/codegraph-fmt

A library built to generate annotated AST graph representations from Python source code.

Primary LanguageJupyter NotebookApache License 2.0Apache-2.0

SAGE-fmt

The goal of this repository is to streamline the generation of graphs from Python source code. It parses provided source files to generate annotated ASTs as networkx graphs, along with custom features for nodes and edges when applicable.

Usage

The interface should be run through main.py.

1. Choosing a project to run on

The data to be processed is being stored in the the aptly named data path.

Running existing examples

Existing code samples are saved as git submodules. As such, they only exist as links when the repository is cloned, but can be pulled by running:

SAGE-fmt> git submodule init
SAGE-fmt> git submodule update

Adding new code

The default structure of a new example is as follows:

.
└── example-tree
    ├── AST
    ├── cloned-repo
    └── graph

where:

  • example-tree is the root of your new example (should be in the data folder).
    • AST: where the generated ASTs will live.
    • cloned-repo: where the raw code will live (see below for how to get the code).
    • graph: where the generated GraphSAGE-compatible files will live.

To add a new piece of source code that should be parsed, you can add it as a submodule:

SAGE-fmt/data/example-tree> git submodule add https://github.com/<username>/<cloned-repo>

or just clone the desired repository:

SAGE-fmt/data/example-tree> git clone https://github.com/<username>/<cloned-repo>

2. Generating ASTs

The main interface can be configured through a .yaml file, which contains the following properties:

run:
    preprocess: True         # If flag is passed, the ASTs will be re-generated. Otherwise, the script will load pre-generated AST
    verbose: True
paths:
    datadir: "../data"       # Path to the top level data directory.
    name: "code-example"      # Identifier for the mined directory.
    folder: "raw"            # Raw code folder identifier.
    pregenpath: "AST"        # Pre-generated AST folder identifier.
experiment:
    train_ratio: 0.8         # At a file level, fraction of training samples
    val_ratio: 0.2           # At a file level, fraction of validation samples
    graph_type: "test" # Graph granularity level ("file_graph" for one graph per file, "project_graph" for one large graph)
    train_files: ['']          # Directory of files to build the training graph(s) from
    test_files: ['main']        # Directory of files to build the test graph(s) from
    dense: False

Many examples of configuration files are provided in the src directory.

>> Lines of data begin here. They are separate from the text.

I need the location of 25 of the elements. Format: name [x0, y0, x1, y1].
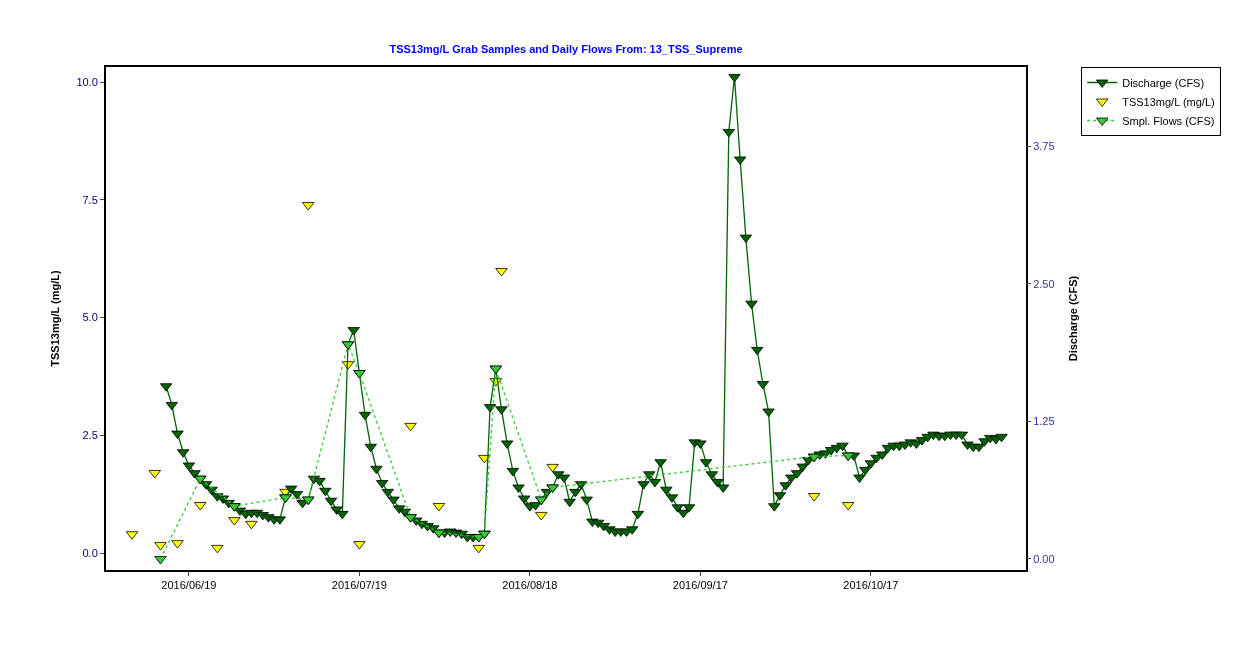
y2-axis-title: Discharge (CFS)	[1066, 275, 1079, 362]
point	[245, 520, 258, 530]
y2-tick-label: 3.75	[1033, 140, 1055, 153]
y-tick-label: 2.5	[82, 429, 98, 442]
point	[472, 544, 485, 554]
point	[546, 463, 559, 473]
legend-label: Smpl. Flows (CFS)	[1122, 114, 1215, 127]
y-tick-label: 10.0	[76, 75, 98, 88]
y-tick-label: 0.0	[82, 546, 98, 559]
y-tick-label: 7.5	[82, 193, 98, 206]
y2-tick-label: 1.25	[1033, 415, 1055, 428]
y2-tick-label: 2.50	[1033, 277, 1055, 290]
legend-label: TSS13mg/L (mg/L)	[1122, 95, 1215, 108]
x-tick-label: 2016/09/17	[672, 579, 728, 592]
x-tick-label: 2016/10/17	[843, 579, 899, 592]
x-tick-label: 2016/07/19	[331, 579, 387, 592]
y-tick-label: 5.0	[82, 311, 98, 324]
point	[404, 422, 417, 432]
x-tick-label: 2016/06/19	[161, 579, 217, 592]
point	[211, 544, 224, 554]
y2-tick-label: 0.00	[1033, 552, 1055, 565]
legend-label: Discharge (CFS)	[1122, 76, 1205, 89]
x-tick-label: 2016/08/18	[502, 579, 558, 592]
y-axis-title: TSS13mg/L (mg/L)	[48, 269, 61, 367]
chart-title: TSS13mg/L Grab Samples and Daily Flows From: 13_TSS_Supreme	[389, 42, 743, 55]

The main interface then runs several consecutive actions, none of which should require much configuration for most usecases:

  1. Crawl the desired repository to collect the paths of .py source files.
  2. Parse the files to generate a valid AST (done with astor)
  3. Save the generated AST in two formats
    1. .txt: Pretty-printed string representation
    2. .ast: Pickle holding a valid AST Python object

3. Manipulating the generated ASTs

Run main.py that first crawls all the python files in the raw code directory, constructs an AST for each file and pass the list of ASTs to generate_json() function in ast_networkx.py, which in turn traverses each AST in DFS manner, extracts features (AST node type), converts the AST into a networkx graph and finally merges all the graphs together into one.

The experiment fields of the configuration file contains mosst of the possible configuration options, including the specification of particular paths for training and test graphs, the ability to densify the graphs, ...

(Optional) To profile the computation cost of the process, run the script with cProfile flag and save the output into a txt file that can later be parsed with pstats:

SAGE-fmt/src> python -m cProfile -o [output txt file] main.py [arguments as mentioned above]
SAGE-fmt/src> python parse_profiling_output.py > [readable output file]

The output Format

The library will produce the following files:

  • <prefix>-feats.npy : A numpy array containing, for each node, the set of specified features.
  • <prefix>-id_map.json : A map of unique identifiers to nodes identifiers in the generated graph.
  • <prefix>-file_map.json : A map of root nodes to the source code files they connect.
  • <prefix>-source_map.json : A map of node identifiers to positions in the original source files (line and column indices).
  • `-G.json : A networkx compatible graph of the generated AST.
  • <prefix>-var_map.json : A map of extracted variable name literals to their respective node identifiers.
  • <prefix>-func_map.json : A map of extracted method name literals to their respective node identifiers.